The brake pad rod 38 can contain springs to increase or decrease force applied to the brake pads 36. In these embodiments, the springs may be used to gradually apply/reduce force to the brake pads 36. However, in other embodiments, the brake pad rod 38 can apply a force directly to the brake pads 36, i.e. the springs can be omitted. Additionally, there can be multiple brake pad rods 38 for each brake pad 36, these embodiments distribute the force from the springs and/or lever arm 32 throughout the entire brake pad 36. The brake pad rod 38 can connect to a lever arm 32 at a hinge 48 located at a top portion of the lever arm 32. The hinge 48 can be configured to secure the brake rod arm 38 to the lever arm 32, while still allowing the lever arm 32 to rotate with respect to the brake rod 38. Similarly, the lever arm 32 can be connected at a connection point 50 to the support 42, the support 42 can connect to an attachment piece 34, which can then attach to the lever arm 32.

The lever arm 32 provides a force to the brake pad rod 38 in order to increase the movement resistance of the standing platform 12. For example, if a subject wishes to increase the difficulty of deflecting the standing portion 12 in a certain direction, the lever arm 32 can be used to increase the resistance on the ball 30 in that direction. The lever arm 32 can be connected (via a fastener 40) to a brake controller 26. Thus, the lever arm 32 can be configured to respond to electrical or mechanical signals from the brake controller 26, and move the brake pad rod 38 accordingly. The brake controllers 26 can be brake actuators, that displace according to a signal. In these embodiments the brake controllers 26 can pull the brake pad control rods 38 away from the brake pad 36 (and away from the ball 30) to decrease the amount of braking and displace towards the ball 30 (i.e. towards a center of the balance board 10) to increase the force on the brake pad 36, thus increase the braking of the standing platform 12.

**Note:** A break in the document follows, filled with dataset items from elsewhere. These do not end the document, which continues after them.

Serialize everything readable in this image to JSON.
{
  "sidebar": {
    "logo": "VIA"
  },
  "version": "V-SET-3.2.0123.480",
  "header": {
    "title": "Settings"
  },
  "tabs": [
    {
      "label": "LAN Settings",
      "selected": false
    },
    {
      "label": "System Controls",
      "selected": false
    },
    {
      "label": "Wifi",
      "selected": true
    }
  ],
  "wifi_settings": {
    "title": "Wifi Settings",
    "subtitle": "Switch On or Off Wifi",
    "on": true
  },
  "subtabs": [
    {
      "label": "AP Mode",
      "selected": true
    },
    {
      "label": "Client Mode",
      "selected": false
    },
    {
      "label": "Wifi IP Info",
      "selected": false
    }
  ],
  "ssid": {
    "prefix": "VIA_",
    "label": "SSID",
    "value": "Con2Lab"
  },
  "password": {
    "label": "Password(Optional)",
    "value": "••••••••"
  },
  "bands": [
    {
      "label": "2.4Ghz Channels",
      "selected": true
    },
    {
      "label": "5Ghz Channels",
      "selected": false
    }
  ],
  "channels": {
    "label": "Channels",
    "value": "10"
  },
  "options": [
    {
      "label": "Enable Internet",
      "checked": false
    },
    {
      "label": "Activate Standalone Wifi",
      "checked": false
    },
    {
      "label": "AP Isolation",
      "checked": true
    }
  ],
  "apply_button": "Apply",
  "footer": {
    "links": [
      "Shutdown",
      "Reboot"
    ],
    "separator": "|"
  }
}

Similar to the deflection actuators 13 and deflection controllers 24, there can be sensors located at on the brake controllers 26, as well as the lever arm 32 and/or the brake pads 36. These embodiments, provide data regarding displacement, and resistance of the braking system 18. This allows for a subject/therapist to calibrate the braking system 18, monitor the resistance applied to the ball 30, as well as determine whether the braking system 18 may be worn out. The sensors can be sonar displacement sensors, position sensors, force sensors, and the like.

FIG. 4 illustrates an embodiment of the computer system 50 that can be used in conjunction with the balance board 10. In some embodiments, the deflection actuators 13 and the braking system 18 can be monitored and controlled via the computer system 50. For example, the braking system 18 can provide electronic signals indicating the amount of braking force applied to the ball 30. Similarly, the amount of force applied by the braking system 18 may be controlled by a doctor/therapist via the computer system 50.

In some embodiments, the computer system 50 is capable of storing and/or processing signals, such as to receive signals from the balance board 10 system, process those signals to display related information in terms of the standing platform displacement 12, resistance, and the like. In these embodiments, a therapist (or other subject) can read real-time position and resistance displays produced by the balance board 10. Similarly, the computer system 50 can be used to communicate positions to the balance board 10. In these embodiments, the therapist (or other computer system 50 subject) can set the position of each deflection actuator 13 (and in turn set the position of the standing platform 12), as well as set the resistance level of the standing platform 12. The computer system 50 can also be used to track patient progress as well as compare different patients/subjects.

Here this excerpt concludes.